During the Company's two most recent fiscal years ended December 30, 2021 and 2020 and the subsequent interim period through September 21, 2022, there were no disagreements within the meaning of Item 304(a)(1)(iv) of Regulation S-K with BDO on any matter of accounting principles or practices, financial statement disclosure, or auditing scope or procedure, which disagreements, if not resolved to the satisfaction of BDO, would have caused BDO to make reference to the subject matter of such disagreements in connection with its report on the financial statements for such periods.

During the Company's two most recent fiscal years ended December 30, 2021 and 2020 and the subsequent interim period September 21, 2022, there were no reportable events within the meaning of Item 304(a)(1)(v) of Regulation S-K, except that as previously disclosed, the Company reported that there were material weaknesses in internal controls over financial reporting for the years ending December 31, 2021 and 2020 related to: (i) lack of controls in the financial closing and reporting process and (ii) fair value calculation of options granted.

The Company has provided BDO with a copy of the disclosures in this Current Report on Form 8-K prior to filing with the Securities and Exchange Commission ("SEC").
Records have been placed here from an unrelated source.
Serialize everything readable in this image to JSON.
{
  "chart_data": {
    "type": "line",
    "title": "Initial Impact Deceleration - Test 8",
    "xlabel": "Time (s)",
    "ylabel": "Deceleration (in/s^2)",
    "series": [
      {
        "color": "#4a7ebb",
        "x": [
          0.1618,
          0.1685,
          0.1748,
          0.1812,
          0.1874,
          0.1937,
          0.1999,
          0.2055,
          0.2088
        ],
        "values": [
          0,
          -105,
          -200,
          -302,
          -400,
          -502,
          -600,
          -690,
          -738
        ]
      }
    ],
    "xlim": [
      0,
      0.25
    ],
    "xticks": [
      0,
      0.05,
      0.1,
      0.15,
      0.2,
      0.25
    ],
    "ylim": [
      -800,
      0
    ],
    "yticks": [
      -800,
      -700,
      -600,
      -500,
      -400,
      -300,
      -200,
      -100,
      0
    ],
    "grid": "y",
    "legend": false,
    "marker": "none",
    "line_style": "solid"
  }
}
A copy of BDO's letter, stating it agrees with the statements as set forth above, is filed as Exhibit 16.1 to this Current Report on Form 8-K.
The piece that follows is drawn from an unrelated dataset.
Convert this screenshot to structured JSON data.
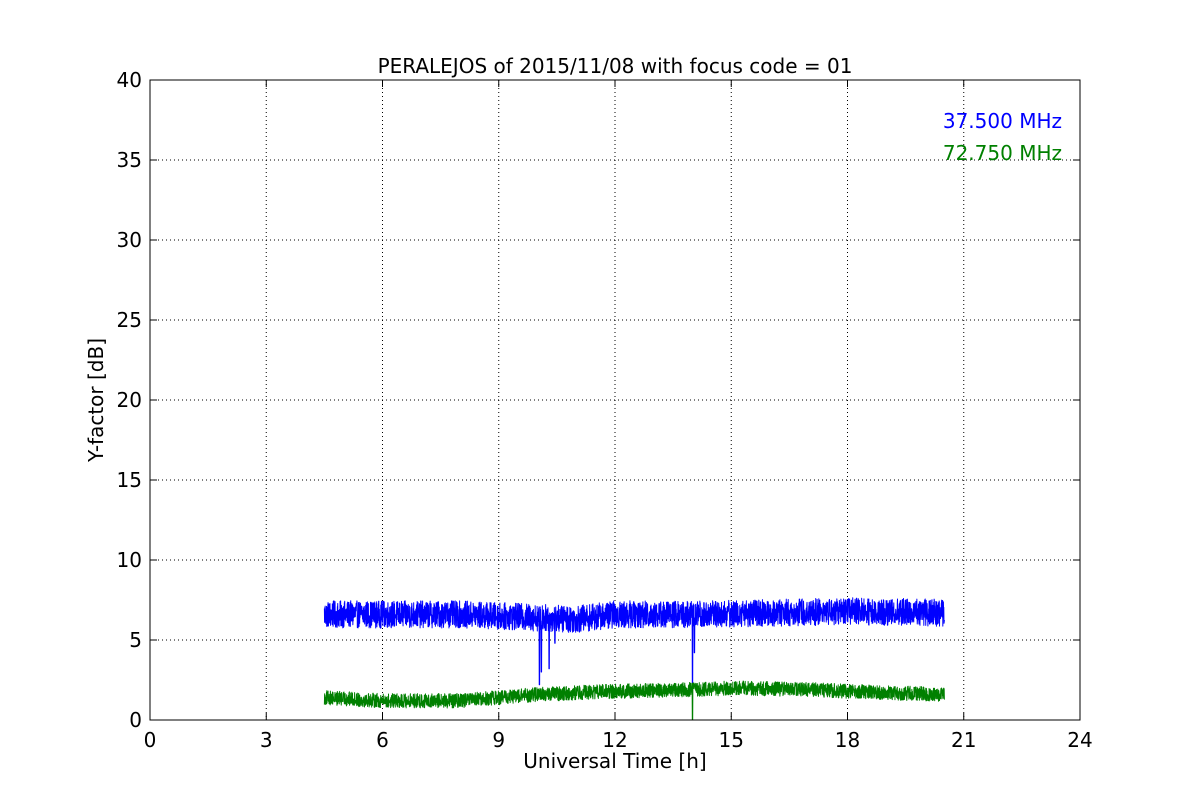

(b) Decision Regarding New Independent Registered Public Accounting Firm

On September 21, 2022, the Audit Committee approved the appointment of Baker Tilly US, LLP ("Baker Tilly") as the Company's new independent registered public accounting firm for the year ending December 31, 2022, effective September 21, 2022.

During the years ended December 31, 2021 and 2020 and the subsequent interim periods through September 21, 2022, neither the Company nor anyone acting on its behalf has consulted with Baker Tilly with respect to (i) the application of accounting principles to a specified transaction, either completed or proposed, or the type of audit opinion that might be rendered on the Company's financial statements, and neither a written report nor oral advice was provided to the Company that Baker Tilly concluded was an important factor considered by the Company in reaching a decision as to any accounting, auditing, or financial reporting issue or (ii) any matter that was either the subject of a "disagreement" or "reportable event" as those terms are defined in Item 304(a)(1) of Regulation S-K.
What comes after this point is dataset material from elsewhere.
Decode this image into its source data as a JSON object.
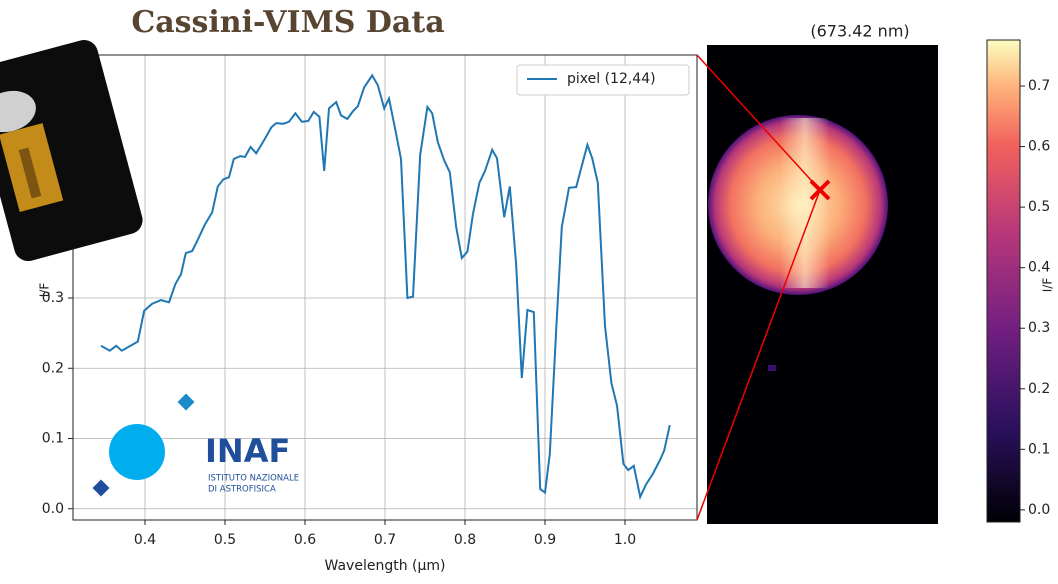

Item 9.01 Financial Statements and Exhibits.

Exhibit No. Description
16.1 Letter to SEC from BDO USA, LLP.
104 Cover Page Interactive Data File (embedded within the Inline XBRL document)

SIGNATURES

Pursuant to the requirements of the Securities Exchange Act of 1934, the registrant has duly caused this report to be signed on its behalf by the undersigned hereunto duly authorized.

Palisade Bio, Inc.
Date: September 26, 2022 By: /s/ Thomas M. Hallam, Ph.D.